L’Industria 4.0 sarà il “capitolo” numero due di una rivoluzione, quella digitale, che in prima battuta ha riguardato soprattutto il mondo consumer, ma che nell’andare ad agire nella “struttura” portante dell’economia mondiale, quella appunto della produzione industriale, trasformerà per sempre il mondo. Per l’Italia si apre l’ennesima “finestra”. Siamo la seconda manifattura europea dopo la Germania, ma mentre i tedeschi hanno già definito un Action Plan ad hoc, noi prendiamo tempo. Non si hanno notizie del “position paper sull’Industria 4.0” a cui il Mise sta lavorando da mesi.

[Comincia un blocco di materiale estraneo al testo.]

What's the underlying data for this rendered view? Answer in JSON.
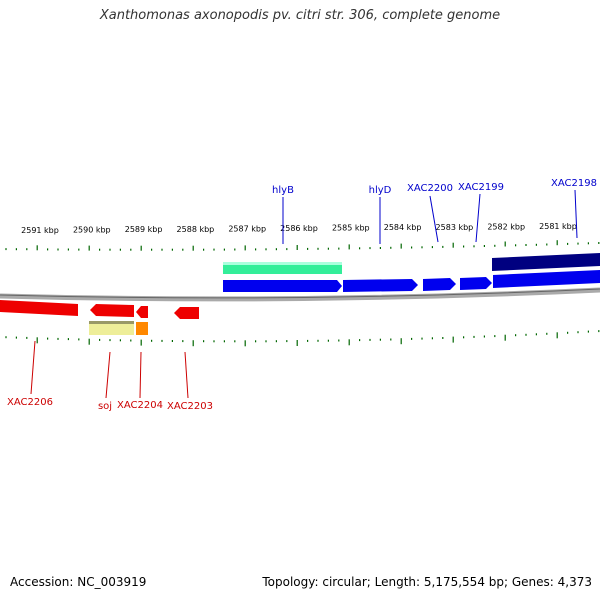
{
  "title": "Xanthomonas axonopodis pv. citri str. 306, complete genome",
  "footer": {
    "accession": "Accession: NC_003919",
    "summary": "Topology: circular; Length: 5,175,554 bp; Genes: 4,373"
  },
  "colors": {
    "forward_strand": "#0000ee",
    "forward_dark": "#000080",
    "rna_green": "#33ee99",
    "reverse_strand": "#ee0000",
    "pseudo_yellow": "#eeee99",
    "orange": "#ff8800",
    "label_forward": "#0000cc",
    "label_reverse": "#cc0000",
    "tick_green": "#006600",
    "backbone": "#888888"
  },
  "ruler": {
    "labels": [
      "2591 kbp",
      "2590 kbp",
      "2589 kbp",
      "2588 kbp",
      "2587 kbp",
      "2586 kbp",
      "2585 kbp",
      "2584 kbp",
      "2583 kbp",
      "2582 kbp",
      "2581 kbp"
    ]
  },
  "genes": {
    "forward_labels": [
      "hlyB",
      "hlyD",
      "XAC2200",
      "XAC2199",
      "XAC2198"
    ],
    "reverse_labels": [
      "XAC2206",
      "soj",
      "XAC2204",
      "XAC2203"
    ]
  }
}
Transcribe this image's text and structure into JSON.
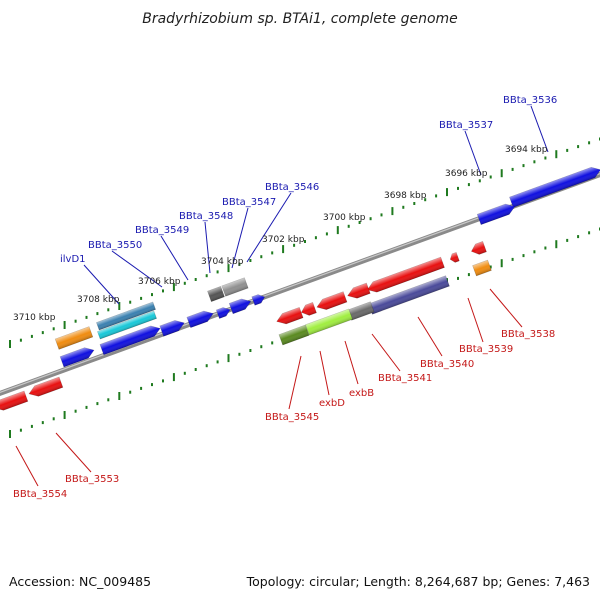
{
  "title": "Bradyrhizobium sp. BTAi1, complete genome",
  "footer": {
    "accession": "Accession: NC_009485",
    "summary": "Topology: circular; Length: 8,264,687 bp; Genes: 7,463"
  },
  "ruler_labels": [
    "3694 kbp",
    "3696 kbp",
    "3698 kbp",
    "3700 kbp",
    "3702 kbp",
    "3704 kbp",
    "3706 kbp",
    "3708 kbp",
    "3710 kbp"
  ],
  "top_strand_genes": [
    "BBta_3536",
    "BBta_3537",
    "BBta_3546",
    "BBta_3547",
    "BBta_3548",
    "BBta_3549",
    "BBta_3550",
    "ilvD1"
  ],
  "bottom_strand_genes": [
    "BBta_3538",
    "BBta_3539",
    "BBta_3540",
    "BBta_3541",
    "exbB",
    "exbD",
    "BBta_3545",
    "BBta_3553",
    "BBta_3554"
  ],
  "colors": {
    "backbone": "#8a8a8a",
    "tick": "#1f7a1f",
    "top_label": "#1a1ab0",
    "bottom_label": "#c41818",
    "gene_blue": "#1010e0",
    "gene_red": "#e81010",
    "gene_cyan": "#18c8d8",
    "gene_orange": "#f08c10",
    "gene_purple": "#4a4a9a",
    "gene_olive": "#5a8a20",
    "gene_lime": "#a0ee40",
    "gene_gray": "#909090"
  }
}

Stefano Firpo – direttore generale per la Politica industriale, per la competitività e le Pmi del ministero – aveva annunciato in un’intervista al nostro giornale che entro luglio il documento sarebbe stato messo a disposizione (via consultazione) di tutti gli stakeholder, per raccogliere entro questo mese di ottobre considerazioni e proposte e procedere con la messa a punto della strategia finale. Ma agli annunci non hanno fatto seguito i fatti e non è dato sapere come mai e cosa si stia aspettando. L’unica notizia trapelata a fine luglio è stata quella di un report stilato dai consulenti di Roland Berger, che sarebbe finito per l’appunto sul tavolo del Mise, e forse ora si è anche impolverato.

Renzi sta spingendo sulla banda ultralarga, ma a nostro giudizio non deve sottovalutare partite che possono essere ancora più importanti. Il gap accumulato durante la prima Rivoluzione digitale (quella del ventennio 1995-2005) è un dato di fatto. Vogliamo aprire un ulteriore gap e scendere anche nelle classifiche che ci vedono in testa? Il digitale ci sta dando una seconda possibilità, ma se non saremo lungimiranti rischiamo di fare l’ennesimo buco nell’acqua.